• Wikipedia says that with 424 members, the New Hampshire General Court is “the largest state legislature in the United States and the fourth-largest English-speaking legislative body in the world.” I think it’s too big — and the evidence continues to pile up that it’s just way too large to maintain a quorum of the competent.
• A delirious fever-dream of a frightening alternate reality. Otherwise known as the past 16 months of National Rifle Association magazine covers.
The remarkable thing is the perpetual warning of imminent catastrophe: “If X happens, then all is lost,” the headlines warn. Then X happens, after which the next month’s issue says, “If Y happens, then all is lost.”
These stories can only appeal to people who are: A) very, very easily frightened; and B) unable to recall last month.
• Poor people must prove that they are innocent of the vices of the powerful:
Georgia state House Rep. Chuck Sims (R-Amrbose) was arrested last week and charged with Driving Under the Influence, his second such arrest in the last three years.
… Sims was arrested for DUI in 2010 by Atlanta police. He is among the state lawmakers who voted in favor of House Bill 861, which mandated drug testing for all Georgians seeking public assistance funding.
• Rush Limbaugh does not like the Christian principle of subsidiarity: “This is Marx, Mengele, communist manifesto, the nuclear family has always been under attack by communists, leftists.”
• Seriously, if the New Hampshire General Court were smaller, maybe it wouldn’t include quite so many embarrassing legislators.
• Christianity Today: “Margaret Thatcher Obits Overlook Her ‘Devout Christian Faith’”
Maybe that’s because her politics and her contemptuous disdain for the poor and the working class also overlooked her devout “Christian faith.”
Or were Isaiah, Jesus, James and John all just kidding?
• For 10 years I worked at a daily newspaper using the AP Stylebook, and for most of that time I had a long-running argument with my boss’s boss about the use of the term “illegal immigrant.”
Now, almost two years after I got laid off, the Associated Press has announced that it will no longer use the term. I’d call the newsroom to gloat, but my boss’s boss got laid off too and I don’t think either of the people left in that newsroom has the time to answer a phone.
• Opt out. Always opt out: “Last year consumers paid a whopping $32 billion in overdraft fees, a $400 million jump from 2011.”
Never give your bank permission to reach into your account and take your money. If you do, they will help themselves every chance they get.
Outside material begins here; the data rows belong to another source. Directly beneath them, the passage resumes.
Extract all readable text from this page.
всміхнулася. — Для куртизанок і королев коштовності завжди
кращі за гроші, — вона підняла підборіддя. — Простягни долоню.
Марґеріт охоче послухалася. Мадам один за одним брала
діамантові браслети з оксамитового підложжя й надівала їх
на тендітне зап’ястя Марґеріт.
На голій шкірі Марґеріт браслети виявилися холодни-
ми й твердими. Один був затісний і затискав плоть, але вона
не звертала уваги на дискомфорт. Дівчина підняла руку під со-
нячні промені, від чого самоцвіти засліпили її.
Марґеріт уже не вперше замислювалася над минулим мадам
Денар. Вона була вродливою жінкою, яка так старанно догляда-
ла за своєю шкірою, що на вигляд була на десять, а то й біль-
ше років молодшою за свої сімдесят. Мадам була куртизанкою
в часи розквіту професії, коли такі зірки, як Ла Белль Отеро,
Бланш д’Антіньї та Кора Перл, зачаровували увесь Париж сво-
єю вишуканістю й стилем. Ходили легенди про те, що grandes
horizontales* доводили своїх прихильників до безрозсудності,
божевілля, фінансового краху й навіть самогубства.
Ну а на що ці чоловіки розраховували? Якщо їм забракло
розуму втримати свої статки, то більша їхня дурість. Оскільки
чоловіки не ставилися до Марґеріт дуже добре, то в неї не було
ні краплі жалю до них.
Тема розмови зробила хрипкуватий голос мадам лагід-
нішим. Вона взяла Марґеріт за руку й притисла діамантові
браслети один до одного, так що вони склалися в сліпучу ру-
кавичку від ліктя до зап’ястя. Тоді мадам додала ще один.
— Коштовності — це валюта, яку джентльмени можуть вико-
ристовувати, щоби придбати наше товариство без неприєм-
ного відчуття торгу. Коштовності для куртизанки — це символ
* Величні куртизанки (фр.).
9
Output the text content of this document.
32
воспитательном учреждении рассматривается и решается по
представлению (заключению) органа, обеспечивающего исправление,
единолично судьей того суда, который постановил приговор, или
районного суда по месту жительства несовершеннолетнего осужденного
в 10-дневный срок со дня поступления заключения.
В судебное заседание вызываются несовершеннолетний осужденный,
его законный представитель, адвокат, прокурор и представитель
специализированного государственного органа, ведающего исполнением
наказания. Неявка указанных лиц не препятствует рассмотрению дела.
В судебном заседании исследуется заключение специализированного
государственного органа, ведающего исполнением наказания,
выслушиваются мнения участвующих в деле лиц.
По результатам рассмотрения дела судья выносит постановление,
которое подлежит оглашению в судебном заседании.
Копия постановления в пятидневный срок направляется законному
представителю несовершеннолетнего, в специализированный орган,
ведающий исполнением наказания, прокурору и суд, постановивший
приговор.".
They took $32 billion from their depositors last year, and then had the chutzpah to call it a “service” and a form of “protection.”
Explain to me how a decent person can steal $32 billion a year and then maybe I’ll be persuaded that they might be decent people.
• I really, really, really hate the phrase “living in sin.”
It’s evangelical-speak for POSSLQ and few phrases reveal more about the stunted, unbiblical, sex-obsessed understanding of “sin” in American Christianity. Jamie Dimon is never described as “living in sin.” Wayne LaPierre is never described as “living in sin.” Unless and until that phrase comes to be employed to refer to people like that, it will always ring hollow — a meaningless phrase that signifies only the meaninglessness and hypocrisy of the subculture that produced it.
• Al Mohler laments “The Marginalization of Moral Argument in the Same-Sex Marriage Debate,” because Al Mohler does not listen.
If he listened, he would understand that a demand for equality is a moral demand. If he listened, he would understand that moral argument hasn’t been marginalized, it has been marshaled against him. There is a moral argument being made, forcefully and repeatedly, and it is an argument that demonstrates the immorality of Al Mohler and other defenders of inequality.
• “The race is not to the swift, nor the battle to the strong, neither yet bread to the wise, nor yet riches to men of understanding, nor yet favour to men of skill; but time and chance happeneth to them all.”
• I’m really quite serious about the New Hampshire General Court. It ought to be somewhere around half its current size. That would save the state money, and it might help to weed out some of the most delusional whackjobs.